According to a Chicago Tribune news poll, battered for championing Cook County's sales tax increase and for hiring friends and relatives, Board President Todd Stroger heads into the election season with a strikingly low job-approval rating and thin support from voters, a Tribune/WGN poll has found.
Only 1 in 10 Cook County voters approve of the job he is doing, and just as few want to see him re-elected following a first term marked by tax and hiring controversies, the poll found.
The numbers are lower than the 13 percent Gov. Rod Blagojevich had just months before his December arrest on federal corruption charges.
Even more unpopular than Stroger is the 1 percentage point sales tax increase that he pushed through the County Board and has repeatedly protected by vetoing repeal measures. More than three-quarters of Cook County voters polled said the tax hike should be repealed.
Stroger's poor poll results come as he prepares to pitch his re-election to Cook County Democratic slatemakers at their endorsement session Thursday. Democratic committeemen are expected to hear from up to four potential challengers looking to unseat Stroger in the February primary: Circuit Court Clerk Dorothy Brown; U.S. Rep. Danny Davis of Chicago; Metropolitan Water Reclamation District President Terrence O'Brien; and Chicago Ald. Toni Preckwinkle (4th).
Joseph Berrios, the Cook County Democratic chairman, said the large field of candidates makes an endorsement less likely. "It's going to be tough," he said.
Some Democrats have privately questioned whether Stroger would be a liability on the Democratic ticket for the 2010 general election. The poll found Stroger's support was not much better among Democrats than voters overall.

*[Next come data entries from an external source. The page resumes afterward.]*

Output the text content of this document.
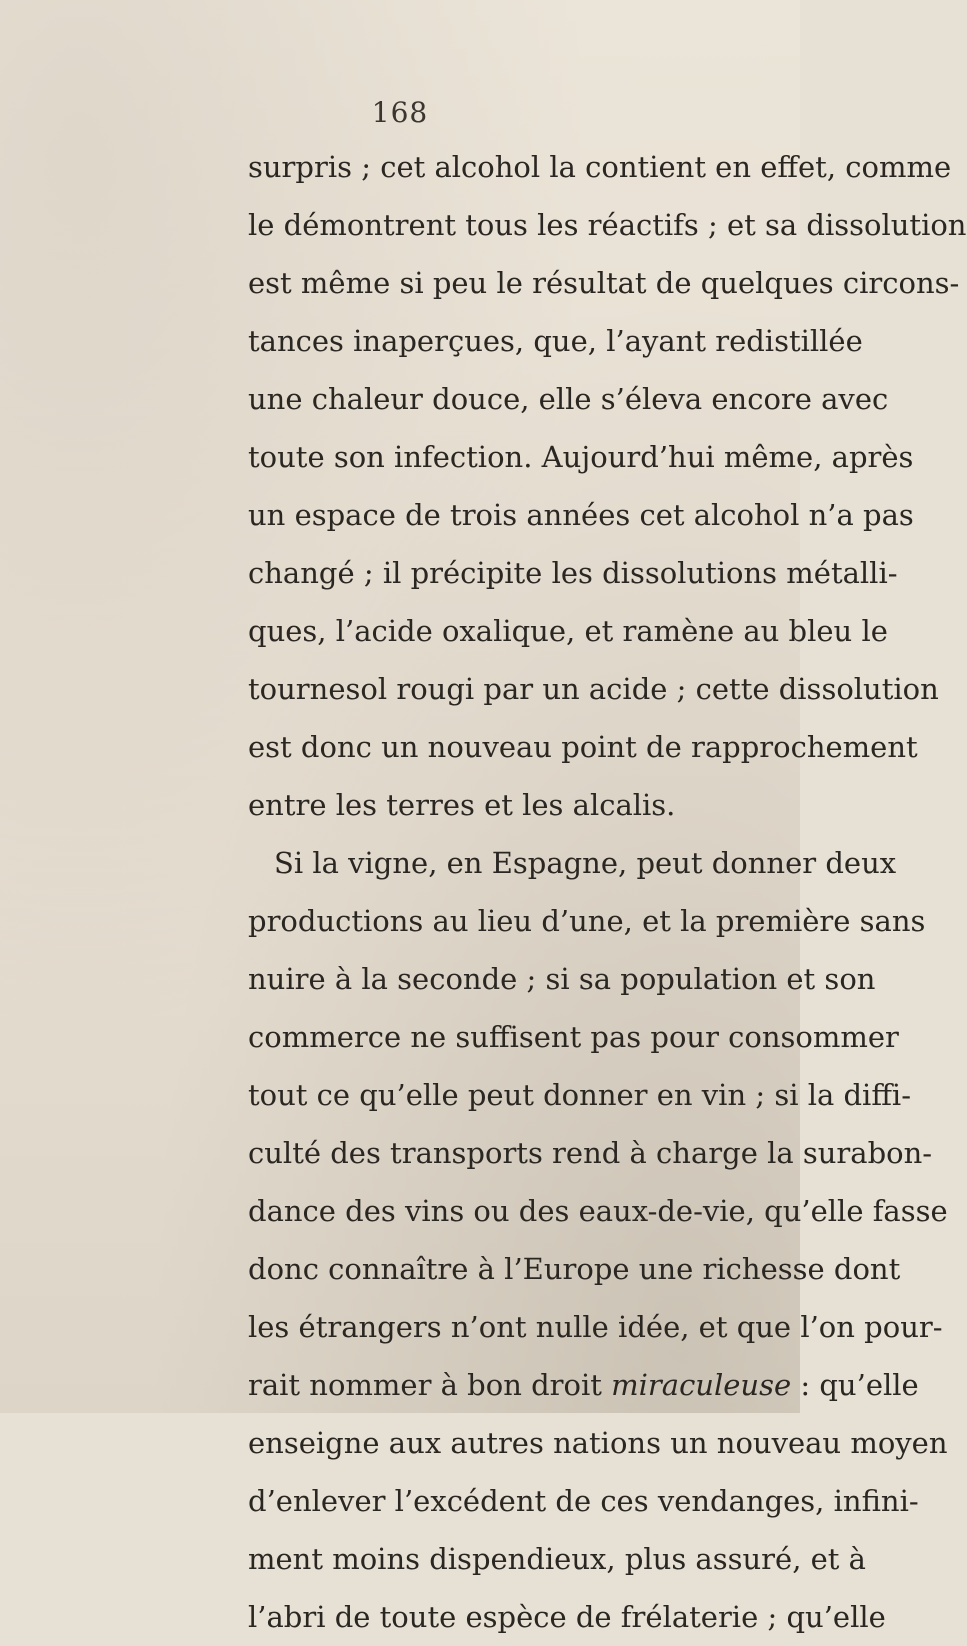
168
surpris ; cet alcohol la contient en effet, comme
le démontrent tous les réactifs ; et sa dissolution
est même si peu le résultat de quelques circons-
tances inaperçues, que, l’ayant redistillée
une chaleur douce, elle s’éleva encore avec
toute son infection. Aujourd’hui même, après
un espace de trois années cet alcohol n’a pas
changé ; il précipite les dissolutions métalli-
ques, l’acide oxalique, et ramène au bleu le
tournesol rougi par un acide ; cette dissolution
est donc un nouveau point de rapprochement
entre les terres et les alcalis.
Si la vigne, en Espagne, peut donner deux
productions au lieu d’une, et la première sans
nuire à la seconde ; si sa population et son
commerce ne suffisent pas pour consommer
tout ce qu’elle peut donner en vin ; si la diffi-
culté des transports rend à charge la surabon-
dance des vins ou des eaux-de-vie, qu’elle fasse
donc connaître à l’Europe une richesse dont
les étrangers n’ont nulle idée, et que l’on pour-
rait nommer à bon droit miraculeuse : qu’elle
enseigne aux autres nations un nouveau moyen
d’enlever l’excédent de ces vendanges, infini-
ment moins dispendieux, plus assuré, et à
l’abri de toute espèce de frélaterie ; qu’elle
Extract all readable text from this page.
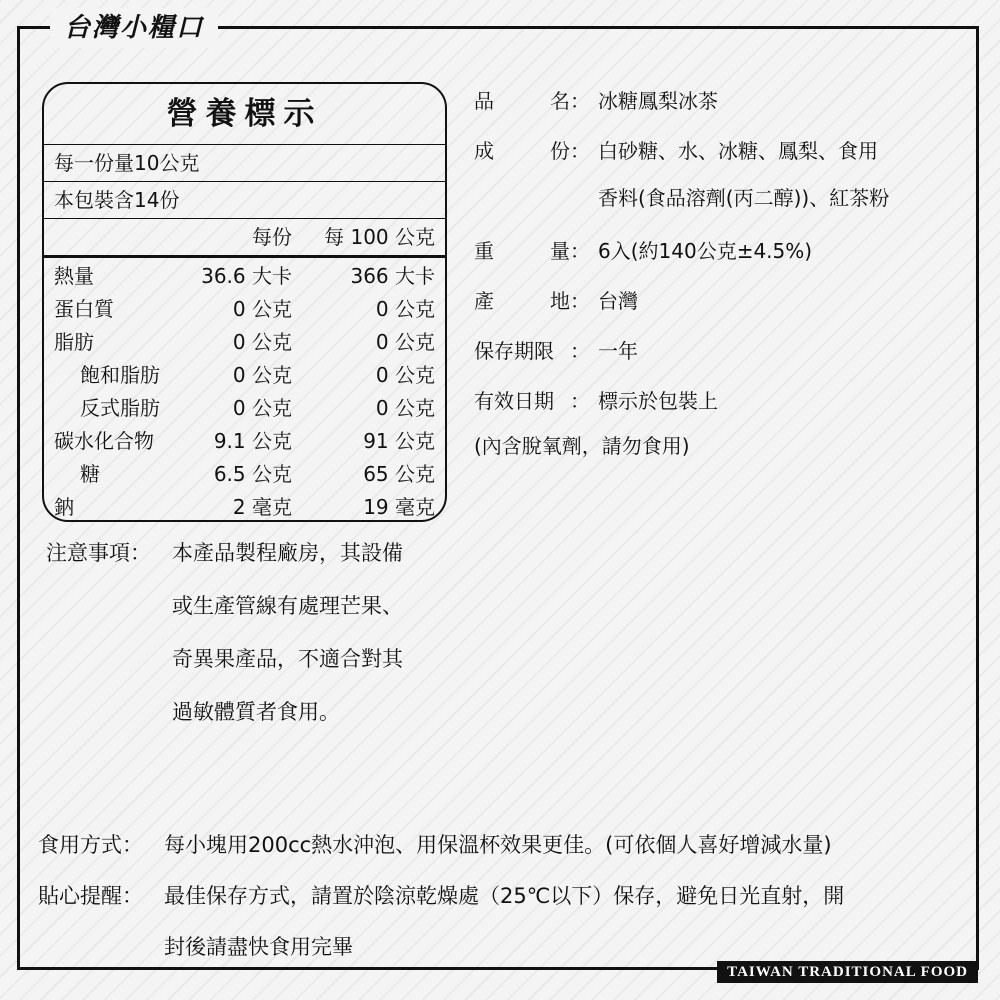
台灣小糧口
營養標示
每一份量10公克
本包裝含14份
每份 每 100 公克
熱量	36.6 大卡	366 大卡
蛋白質	0 公克	0 公克
脂肪	0 公克	0 公克
飽和脂肪	0 公克	0 公克
反式脂肪	0 公克	0 公克
碳水化合物	9.1 公克	91 公克
糖	6.5 公克	65 公克
鈉	2 毫克	19 毫克
品	名 ： 冰糖鳳梨冰茶
成	份 ： 白砂糖、水、冰糖、鳳梨、食用
香料(食品溶劑(丙二醇))、紅茶粉
重	量 ： 6入(約140公克±4.5%)
產	地 ： 台灣
保存期限 ： 一年
有效日期 ： 標示於包裝上
(內含脫氧劑，請勿食用)
注意事項： 本產品製程廠房，其設備
或生產管線有處理芒果、
奇異果產品，不適合對其
過敏體質者食用。
食用方式： 每小塊用200cc熱水沖泡、用保溫杯效果更佳。(可依個人喜好增減水量)
貼心提醒： 最佳保存方式，請置於陰涼乾燥處（25℃以下）保存，避免日光直射，開
封後請盡快食用完畢
TAIWAN TRADITIONAL FOOD
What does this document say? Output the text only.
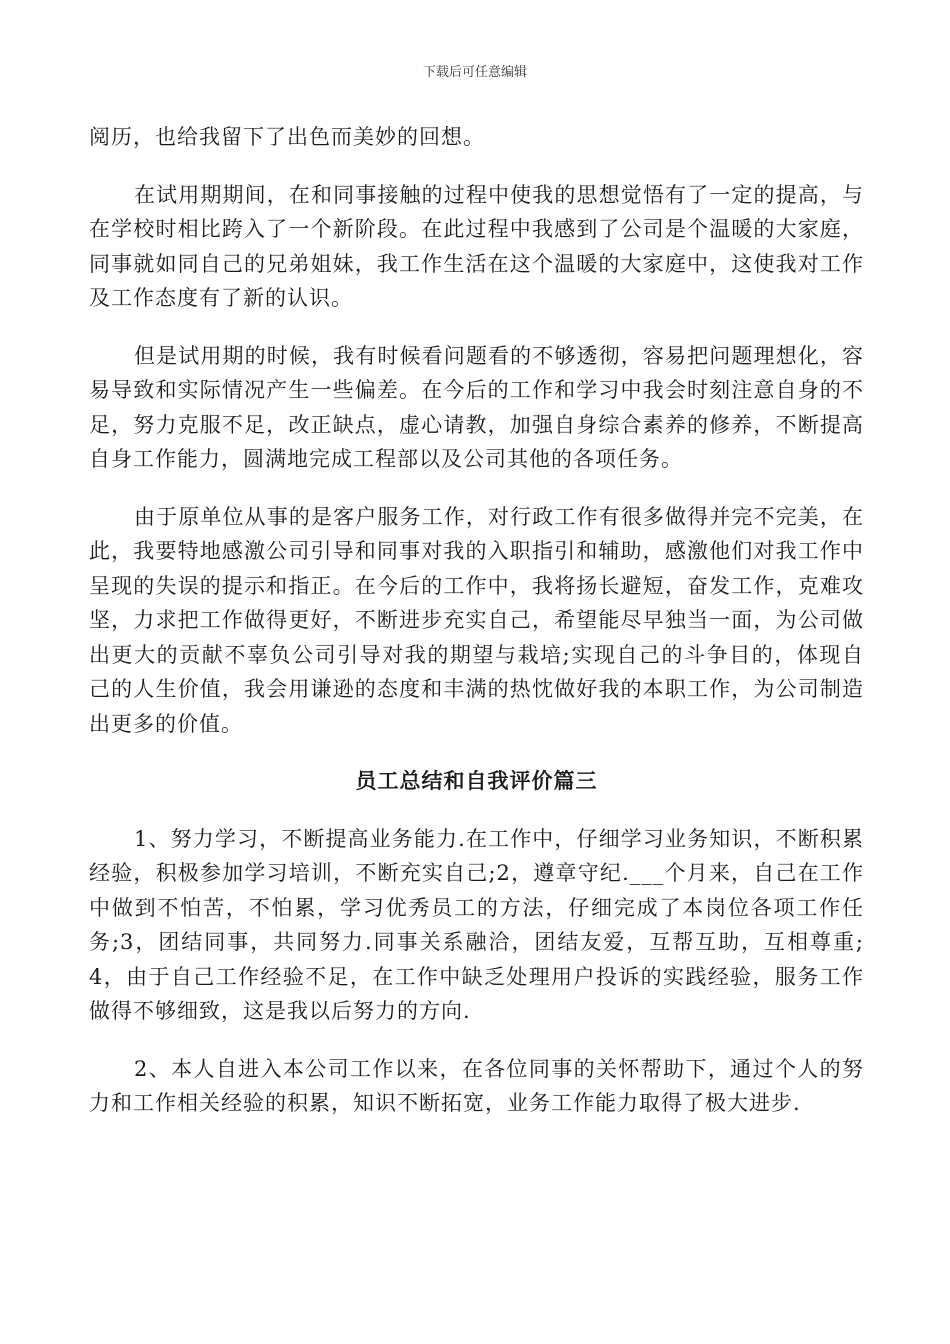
下载后可任意编辑

阅历，也给我留下了出色而美妙的回想。

在试用期期间，在和同事接触的过程中使我的思想觉悟有了一定的提高，与在学校时相比跨入了一个新阶段。在此过程中我感到了公司是个温暖的大家庭，同事就如同自己的兄弟姐妹，我工作生活在这个温暖的大家庭中，这使我对工作及工作态度有了新的认识。

但是试用期的时候，我有时候看问题看的不够透彻，容易把问题理想化，容易导致和实际情况产生一些偏差。在今后的工作和学习中我会时刻注意自身的不足，努力克服不足，改正缺点，虚心请教，加强自身综合素养的修养，不断提高自身工作能力，圆满地完成工程部以及公司其他的各项任务。

由于原单位从事的是客户服务工作，对行政工作有很多做得并完不完美，在此，我要特地感激公司引导和同事对我的入职指引和辅助，感激他们对我工作中呈现的失误的提示和指正。在今后的工作中，我将扬长避短，奋发工作，克难攻坚，力求把工作做得更好，不断进步充实自己，希望能尽早独当一面，为公司做出更大的贡献不辜负公司引导对我的期望与栽培;实现自己的斗争目的，体现自己的人生价值，我会用谦逊的态度和丰满的热忱做好我的本职工作，为公司制造出更多的价值。

员工总结和自我评价篇三

1、努力学习，不断提高业务能力.在工作中，仔细学习业务知识，不断积累经验，积极参加学习培训，不断充实自己;2，遵章守纪.___个月来，自己在工作中做到不怕苦，不怕累，学习优秀员工的方法，仔细完成了本岗位各项工作任务;3，团结同事，共同努力.同事关系融洽，团结友爱，互帮互助，互相尊重;4，由于自己工作经验不足，在工作中缺乏处理用户投诉的实践经验，服务工作做得不够细致，这是我以后努力的方向.

2、本人自进入本公司工作以来，在各位同事的关怀帮助下，通过个人的努力和工作相关经验的积累，知识不断拓宽，业务工作能力取得了极大进步.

Fully 70 percent disapprove of the job Stroger is doing, according to the poll of 300 Cook County registered voters. Asked whether they would like to see Stroger re-elected, 72 percent say no.

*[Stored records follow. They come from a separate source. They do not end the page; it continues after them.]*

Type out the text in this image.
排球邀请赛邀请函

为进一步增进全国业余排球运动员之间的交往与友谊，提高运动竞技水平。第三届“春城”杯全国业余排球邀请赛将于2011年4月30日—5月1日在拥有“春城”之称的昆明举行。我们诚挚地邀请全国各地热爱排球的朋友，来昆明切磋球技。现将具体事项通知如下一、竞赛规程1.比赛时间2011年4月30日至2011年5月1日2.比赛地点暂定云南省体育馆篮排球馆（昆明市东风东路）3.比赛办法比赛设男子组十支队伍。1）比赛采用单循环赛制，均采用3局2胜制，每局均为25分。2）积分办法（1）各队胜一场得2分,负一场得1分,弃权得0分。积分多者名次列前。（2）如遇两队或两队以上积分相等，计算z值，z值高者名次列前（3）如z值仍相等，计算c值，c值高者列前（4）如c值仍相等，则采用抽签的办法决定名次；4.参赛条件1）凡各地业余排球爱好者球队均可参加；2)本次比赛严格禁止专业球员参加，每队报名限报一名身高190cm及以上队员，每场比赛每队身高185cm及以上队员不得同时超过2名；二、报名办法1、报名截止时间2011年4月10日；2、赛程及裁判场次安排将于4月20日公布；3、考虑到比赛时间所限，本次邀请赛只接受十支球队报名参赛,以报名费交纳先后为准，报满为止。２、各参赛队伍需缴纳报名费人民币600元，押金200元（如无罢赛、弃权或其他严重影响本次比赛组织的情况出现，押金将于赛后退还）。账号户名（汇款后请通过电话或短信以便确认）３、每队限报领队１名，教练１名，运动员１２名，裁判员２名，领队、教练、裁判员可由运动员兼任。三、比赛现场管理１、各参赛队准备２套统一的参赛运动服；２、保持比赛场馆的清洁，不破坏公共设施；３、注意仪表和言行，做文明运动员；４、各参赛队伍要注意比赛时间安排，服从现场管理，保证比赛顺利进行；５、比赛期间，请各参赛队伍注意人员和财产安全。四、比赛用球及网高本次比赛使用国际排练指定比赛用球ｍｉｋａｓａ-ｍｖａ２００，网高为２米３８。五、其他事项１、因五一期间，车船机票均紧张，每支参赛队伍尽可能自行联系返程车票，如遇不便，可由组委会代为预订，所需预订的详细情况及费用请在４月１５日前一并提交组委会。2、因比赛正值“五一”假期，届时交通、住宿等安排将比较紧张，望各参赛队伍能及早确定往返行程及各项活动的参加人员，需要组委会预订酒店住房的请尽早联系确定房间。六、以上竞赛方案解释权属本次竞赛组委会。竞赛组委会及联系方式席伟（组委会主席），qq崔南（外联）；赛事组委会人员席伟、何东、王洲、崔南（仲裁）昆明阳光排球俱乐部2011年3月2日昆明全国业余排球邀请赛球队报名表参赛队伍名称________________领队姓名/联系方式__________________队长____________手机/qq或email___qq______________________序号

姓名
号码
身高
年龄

The telephone poll was conducted Aug. 27-31 by Market Shares Corp. and has an error margin of 6 percentage points. It did not measure support for other potential candidates.
Stroger released a statement criticizing the Tribune poll, saying the sample size was too small and it did not accurately reflect the support he has around the county. Stroger also accused the Tribune of being biased, citing critical editorials in the paper's opinion section.
In a county dominated by Democrats, the survey raises questions about Stroger's ability to muster support for a second term.
Stroger has long counted on African-American support but now faces as many as three other black elected officials in the primary. Only about 1 in 5 African-American voters polled approve of the job Stroger is doing or want to see him re-elected, while more than half oppose him.
In a controversial move, Democratic Party leaders in 2006 chose Stroger, a low-profile alderman and former state legislator, to replace his ailing father on the general ballot. Stroger nevertheless defeated Commissioner Tony Peraica, the Republican candidate.
Stroger persuaded a majority of county commissioners to support a penny-on-the-dollar increase in the county sales tax last year, arguing it was necessary to prevent decimating cuts to the county's vast public-health and criminal-justice systems. He has vetoed three attempts by the board to repeal all or part of the increase.
Critics of Stroger also have frequently blasted him for political hiring in his administration. The highest-profile example was former steakhouse busboy Tony Cole, a former college basketball star whom Stroger personally hired for an administrative post.
Cole, who was making $61,000 a year, was fired in April after less than six months on the job for allegedly lying about his criminal history on his job application. A week later, Stroger forced the resignation of Chief Financial Officer Donna Dunnings, his first cousin and a powerful presence in his administration who had twice bailed Cole out of jail.